In other words, when data records are related to each other in a database structure, changes to single values or rows in a large, complicated table might yield unintended consequences—such as data inconsistency and data loss. Database normalization is designed to minimize such risks.
The benefits of database normalization include:
When larger, more complicated tables are decomposed (or divided) into smaller, simpler tables, altering a database becomes an easier, less error-prone process, and limits changes to the now-smaller tables of related data.
While intentional data redundancy can help improve data quality, security and availability, uninentional data redundancy is the effect of systems inadvertently creating duplicate data, which results in inefficiencies.
Reducing duplicate data through database normalization can lower data storage costs. This is especially important for cloud environments where pricing is often based on the volume of data storage used.
Less data redundancy due to normalization can also lead to faster data queries as lower redundancy often requires less data processing during searches.
The normalization of data structures can prevent three key types of anomalies:
Insertion anomalies: An insertion anomaly occurs when a data record cannot be inserted into a table because it is missing values required by one or more columns in the table.
Deletion anomalies: A deletion anomaly occurs when the deletion of a record results in the unintentional deletion of important data included in that record.

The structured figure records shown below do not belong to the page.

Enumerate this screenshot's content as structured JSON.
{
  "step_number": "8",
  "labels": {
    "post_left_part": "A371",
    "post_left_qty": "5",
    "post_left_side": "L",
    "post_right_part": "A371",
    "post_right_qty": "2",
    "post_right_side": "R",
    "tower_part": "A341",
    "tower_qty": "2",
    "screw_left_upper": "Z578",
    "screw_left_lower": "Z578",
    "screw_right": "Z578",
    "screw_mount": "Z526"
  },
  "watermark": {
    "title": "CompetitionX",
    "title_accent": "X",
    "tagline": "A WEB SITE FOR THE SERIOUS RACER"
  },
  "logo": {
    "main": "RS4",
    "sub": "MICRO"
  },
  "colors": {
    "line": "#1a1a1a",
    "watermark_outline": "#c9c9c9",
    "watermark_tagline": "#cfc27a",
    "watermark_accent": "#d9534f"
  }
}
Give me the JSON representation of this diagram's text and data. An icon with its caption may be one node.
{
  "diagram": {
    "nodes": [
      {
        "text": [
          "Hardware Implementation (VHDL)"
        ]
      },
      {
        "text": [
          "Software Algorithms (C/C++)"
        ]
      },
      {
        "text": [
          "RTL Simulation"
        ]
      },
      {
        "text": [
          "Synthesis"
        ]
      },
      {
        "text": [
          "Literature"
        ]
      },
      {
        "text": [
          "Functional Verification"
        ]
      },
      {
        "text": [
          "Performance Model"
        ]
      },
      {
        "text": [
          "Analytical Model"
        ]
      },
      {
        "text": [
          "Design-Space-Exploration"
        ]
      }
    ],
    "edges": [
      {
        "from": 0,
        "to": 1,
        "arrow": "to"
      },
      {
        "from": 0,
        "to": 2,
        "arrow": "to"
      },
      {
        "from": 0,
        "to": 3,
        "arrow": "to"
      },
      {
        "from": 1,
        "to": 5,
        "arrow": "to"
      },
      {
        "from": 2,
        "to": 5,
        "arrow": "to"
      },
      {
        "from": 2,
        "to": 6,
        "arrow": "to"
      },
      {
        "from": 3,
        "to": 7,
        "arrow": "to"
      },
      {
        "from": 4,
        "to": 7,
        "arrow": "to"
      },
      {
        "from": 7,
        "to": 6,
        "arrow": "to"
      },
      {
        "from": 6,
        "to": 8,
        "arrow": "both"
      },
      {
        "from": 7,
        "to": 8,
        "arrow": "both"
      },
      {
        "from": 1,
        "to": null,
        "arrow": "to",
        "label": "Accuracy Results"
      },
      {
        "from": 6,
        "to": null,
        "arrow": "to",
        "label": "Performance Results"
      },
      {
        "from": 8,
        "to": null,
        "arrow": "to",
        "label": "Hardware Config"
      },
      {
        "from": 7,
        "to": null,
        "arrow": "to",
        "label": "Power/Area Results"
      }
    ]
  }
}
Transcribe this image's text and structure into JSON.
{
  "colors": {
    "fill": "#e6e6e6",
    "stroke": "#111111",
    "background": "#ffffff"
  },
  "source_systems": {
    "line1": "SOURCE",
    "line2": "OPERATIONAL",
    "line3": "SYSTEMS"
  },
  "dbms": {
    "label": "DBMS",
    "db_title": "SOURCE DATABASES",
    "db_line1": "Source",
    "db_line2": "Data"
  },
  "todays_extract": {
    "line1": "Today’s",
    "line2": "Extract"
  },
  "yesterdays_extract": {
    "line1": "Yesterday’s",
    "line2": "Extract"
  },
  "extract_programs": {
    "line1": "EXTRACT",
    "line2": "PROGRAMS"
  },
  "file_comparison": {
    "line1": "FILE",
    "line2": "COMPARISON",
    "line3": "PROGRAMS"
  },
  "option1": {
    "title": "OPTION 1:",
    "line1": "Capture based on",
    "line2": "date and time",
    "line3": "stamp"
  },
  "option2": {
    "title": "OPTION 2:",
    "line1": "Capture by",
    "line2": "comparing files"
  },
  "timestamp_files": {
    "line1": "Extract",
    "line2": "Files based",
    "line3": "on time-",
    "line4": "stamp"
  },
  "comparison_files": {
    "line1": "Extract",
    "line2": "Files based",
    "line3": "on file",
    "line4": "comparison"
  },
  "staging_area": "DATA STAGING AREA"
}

Update anomalies: An update anomaly occurs when an instance of data is updated in one location in a database but not in other locations where that data value is also stored, resulting in a lack of data consistency.
In relational databases, a key is a column or an ordered collection of columns used to identify rows of data in a table. Keys in relational models also establish associations between related tables. These capabilities support successful, efficient SQL database queries. Keys that figure prominently in database normalization rules include:
A primary key is a column or columns in a database table with values that serve as unique identifiers for each row or record. For example, a student ID column could be a primary key in a table of student information. Defining characteristics of primary keys are that they exclude null values, have no duplicate values and may consist of either single columns or multiple columns.
Keys that consist of two or more columns are called composite keys. When primary keys are composite keys, they may be called composite primary keys.
A candidate key is a column or group of columns that has the characteristics of a primary key but has not been assigned primary key status.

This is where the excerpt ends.